There is a teleological feel to many of these works, but in regards to global perceptions of Chinese art in the 1990s, some artists took a far more standoffish, explicitly critical stance. In ‘There Came a Mr. Solomon to China’ (1994), Zhou Tiehai presents the American author and journalist Andrew Solomon, who came to China in the early nineties and wrote about the contemporary art scene for the New York Times, aboard a boat piloted by Marco Polo, ridiculing his ‘discovery’ of Chinese art. Yan Lei and Hong Hao’s ‘Invitation Letter’ (1997), a forged invite to Documenta X sent to 100 Chinese artists, mocks the stardom promised by international recognition, and Yan’s ‘Appetizer’ (2002), a silver tray with biennale written in white powder, shows success as, obviously, a drug: something that may lure, but warps perceptions.

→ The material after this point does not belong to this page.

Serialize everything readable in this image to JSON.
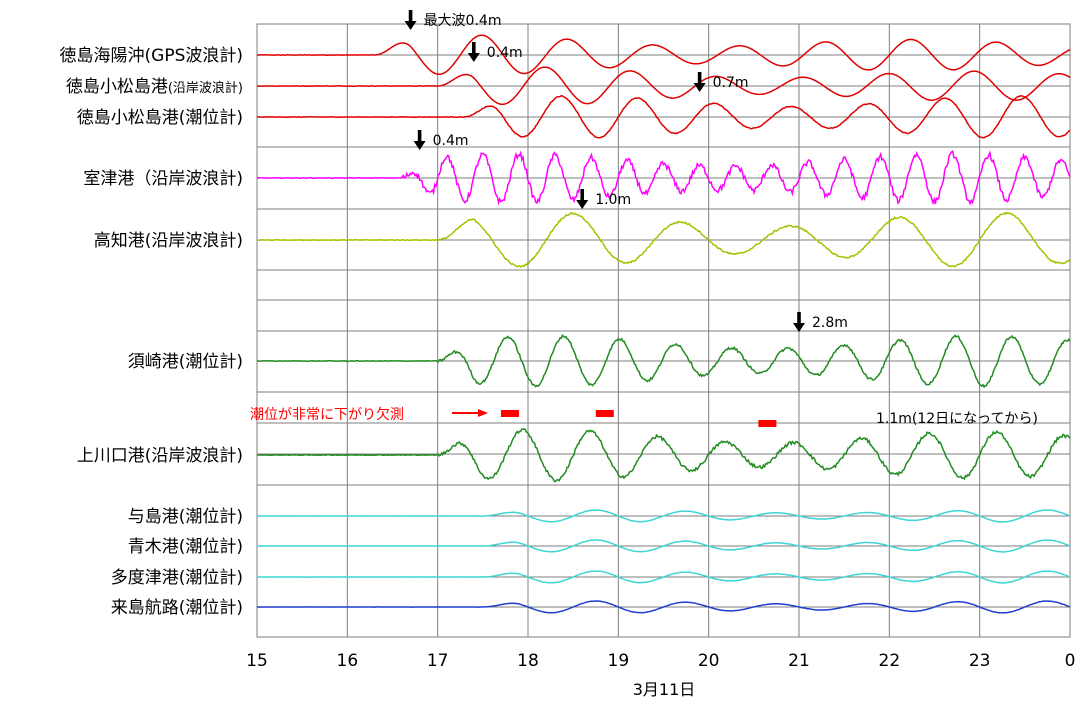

What becomes apparent in the latter stages of the exhibition is a sense that many of the exhibition’s themes collapse into one another. 2008 is painted as a pivotal moment where the Beijing Olympics act as an affirmation of China’s ascent to global power, yet the Sichuan earthquake happened only a month before. Throughout Art and China after 1989 the curators have gone to great lengths to provide the viewer with contextual information. Each of the show’s six sections is given ample introduction in the form of wall texts. But little explanation is needed for the closing sections. Ai Weiwei’s ‘Citizen’s Investigation’ (2009 - 2010), a project which would ultimately land him in prison, sits one room away from footage of the Olympic opening ceremonies, taking place, of course, in the Bird’s Nest stadium. Sarah Morris’s ‘Beijing’ (2008), and the Long March Collective’s action, ‘Avant-Garde’ (2007). also sit nearby offering a glimpse into the changing face of the city as well as the uproar, reinforcing the conflict of interest that came with the exposure promised by the Olympic project and the domestic repercussions.

The exhibition concludes with the ‘Coda’, a single room where Yan Jiechang’s ‘Lifelines 1’ (1999), hangs at one end, while Gu Dexin’s ‘2009-05-02’ (2009), runs across the room’s four walls, and Sun Yuan & Peng Yu’s ‘Freedom’ (2009), a recording of a fire hose suspended and thrashing from its own power, plays in the centre of the space. These three works were made to commemorate anniversaries of Tiananmen Square, and considering the exhibition’s historical and often duteous approach, it may not come as a surprise to find such a neat loop back to the exhibition’s starting date of 1989. But really the space comes to represent the monumentality and expanse of the exhibition itself, and leaves the visitor feeling what the exhibition presents elsewhere: a desire for frenzied opening and consideration, rather than a calling to order.